Good news: the building we’re moving into has never been occupied by another company. Bad news: it’s never been occupied by another company. In other words, there isn’t a single incoming network cable of any kind, and the few people willing to wire the place up are all running a bit behind schedule. If we had something better than a 3G modem, we could at least move a few people over there early, but so far nobody’s delivered. (…and a firmly-extended middle finger to Comcast, who offered us a great deal and then tried to get us to pay more than $10,000 to extend their network so it could reach the building)
Fortunately, the new place isn’t that far from the old place, and even more fortunately, the EnGenius ENH202 is trivial to configure and costs less than $100. And unlike the $300+ wireless bridge we tried, it actually powers up when you plug it in!
And it works quite nicely so far. No serious environmental sealing, so in a long-term installation you’d want to cover it in some fashion, but we’ll be happy if it lasts through Christmas.
[Update: damn this thing worked out nicely, making the move a lot less painful.]
When someone plugs a serial cable into one of your commercial-grade UPS units, the correct response is not to shut the unit off, interrupting power to the expensive device that’s being protected by it.
So some code that made it through QA without a hitch blew chunks in Production. Fingers were pointed in various directions, but fundamentally, the SQL queries were incredibly simple, doing a simple retrieval based on matching a unique index, like so:
select field1 from MYTABLE where phone = "12223334444"
Production insisted that the moment the new software was deployed, the dedicated slave DB was being pounded into the ground, and the culprit was large numbers of full table scans. But all of the queries we knew about were exactly like the one above: retrieve part of a single record based on an exact match of a primary key.
Their DB was bigger than ours, so I loaded up a few hundred thousand phony records and tried again. As I expected, my thrash script barely raised the load. Four copies of it spewing these queries as fast as they could barely raised the load. Then I turned on log_queries_not_using_indexes to see if I was getting the volume of full table scans they were, and of course I wasn’t.

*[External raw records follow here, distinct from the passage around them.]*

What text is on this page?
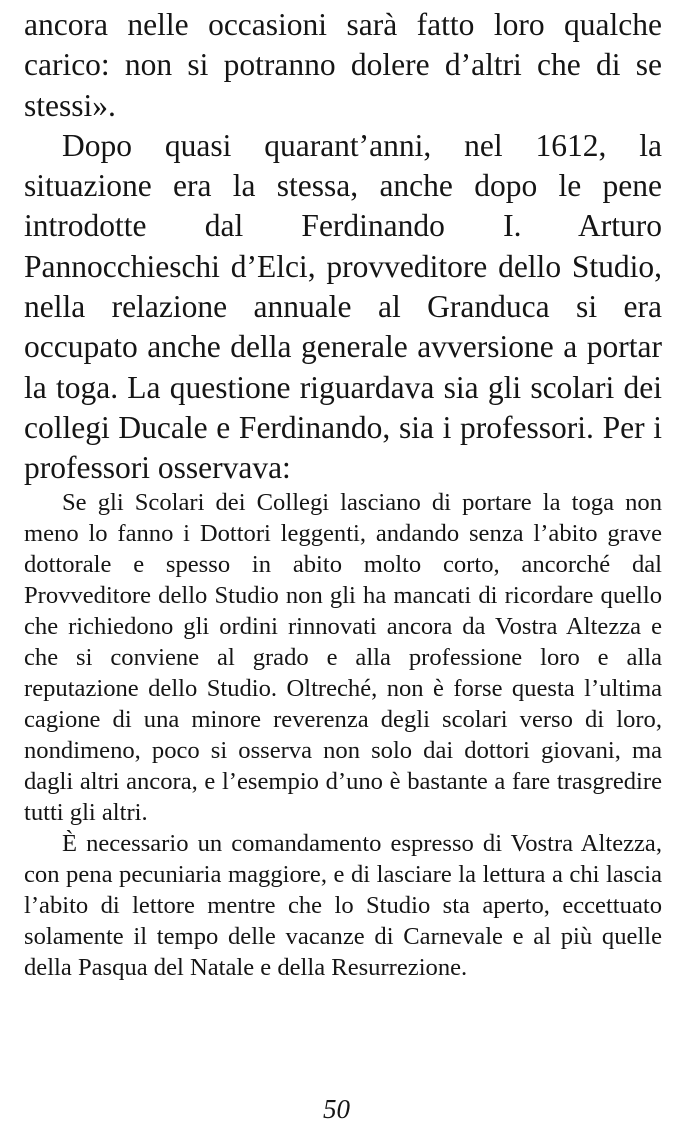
ancora nelle occasioni sarà fatto loro qualche carico: non si potranno dolere d’altri che di se stessi».

Dopo quasi quarant’anni, nel 1612, la situazione era la stessa, anche dopo le pene introdotte dal Ferdinando I. Arturo Pannocchieschi d’Elci, provveditore dello Studio, nella relazione annuale al Granduca si era occupato anche della generale avversione a portar la toga. La questione riguardava sia gli scolari dei collegi Ducale e Ferdinando, sia i professori. Per i professori osservava:

Se gli Scolari dei Collegi lasciano di portare la toga non meno lo fanno i Dottori leggenti, andando senza l’abito grave dottorale e spesso in abito molto corto, ancorché dal Provveditore dello Studio non gli ha mancati di ricordare quello che richiedono gli ordini rinnovati ancora da Vostra Altezza e che si conviene al grado e alla professione loro e alla reputazione dello Studio. Oltreché, non è forse questa l’ultima cagione di una minore reverenza degli scolari verso di loro, nondimeno, poco si osserva non solo dai dottori giovani, ma dagli altri ancora, e l’esempio d’uno è bastante a fare trasgredire tutti gli altri.

È necessario un comandamento espresso di Vostra Altezza, con pena pecuniaria maggiore, e di lasciare la lettura a chi lascia l’abito di lettore mentre che lo Studio sta aperto, eccettuato solamente il tempo delle vacanze di Carnevale e al più quelle della Pasqua del Natale e della Resurrezione.

50
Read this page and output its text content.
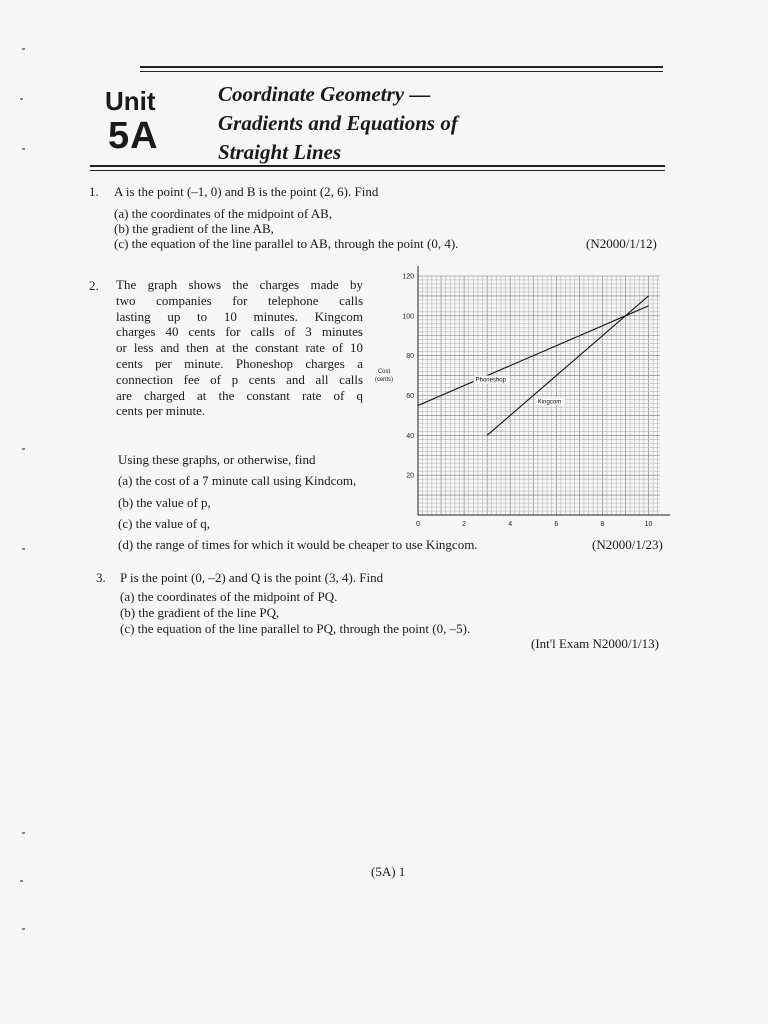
Unit
5A
Coordinate Geometry —
Gradients and Equations of
Straight Lines
1. A is the point (–1, 0) and B is the point (2, 6). Find
(a) the coordinates of the midpoint of AB,
(b) the gradient of the line AB,
(c) the equation of the line parallel to AB, through the point (0, 4).	(N2000/1/12)
2. The graph shows the charges made by
two companies for telephone calls
lasting up to 10 minutes. Kingcom
charges 40 cents for calls of 3 minutes
or less and then at the constant rate of 10
cents per minute. Phoneshop charges a
connection fee of p cents and all calls
are charged at the constant rate of q
cents per minute.
Using these graphs, or otherwise, find
(a) the cost of a 7 minute call using Kindcom,
(b) the value of p,
(c) the value of q,
(d) the range of times for which it would be cheaper to use Kingcom.	(N2000/1/23)
0	2	4	6	8	10
20
40
60
80
100
120
Cost
(cents)	Phoneshop
Kingcom
3. P is the point (0, –2) and Q is the point (3, 4). Find
(a) the coordinates of the midpoint of PQ.
(b) the gradient of the line PQ,
(c) the equation of the line parallel to PQ, through the point (0, –5).
(Int'l Exam N2000/1/13)
(5A) 1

Then a real query came in from the new software, and went right into the slow-query log as a full table scan. Why? Because it looked like this:
select field1 from MYTABLE where phone = 12223334444
Fuck, fuck, fuck, fuck, fuck. MySQL silently converts the integer to a string and returns the right answer when you do this, but doesn’t use the index.
…it really sucks to run out of inodes when the device is barely 40% full. I mean, it’s not like I’m adding 250,000 files a day or something goofy like that.
Oh, wait, that’s exactly what I was doing. Drat.
For future reference, when someone comes by complaining about a rogue DHCP server on their network, check under their desk first.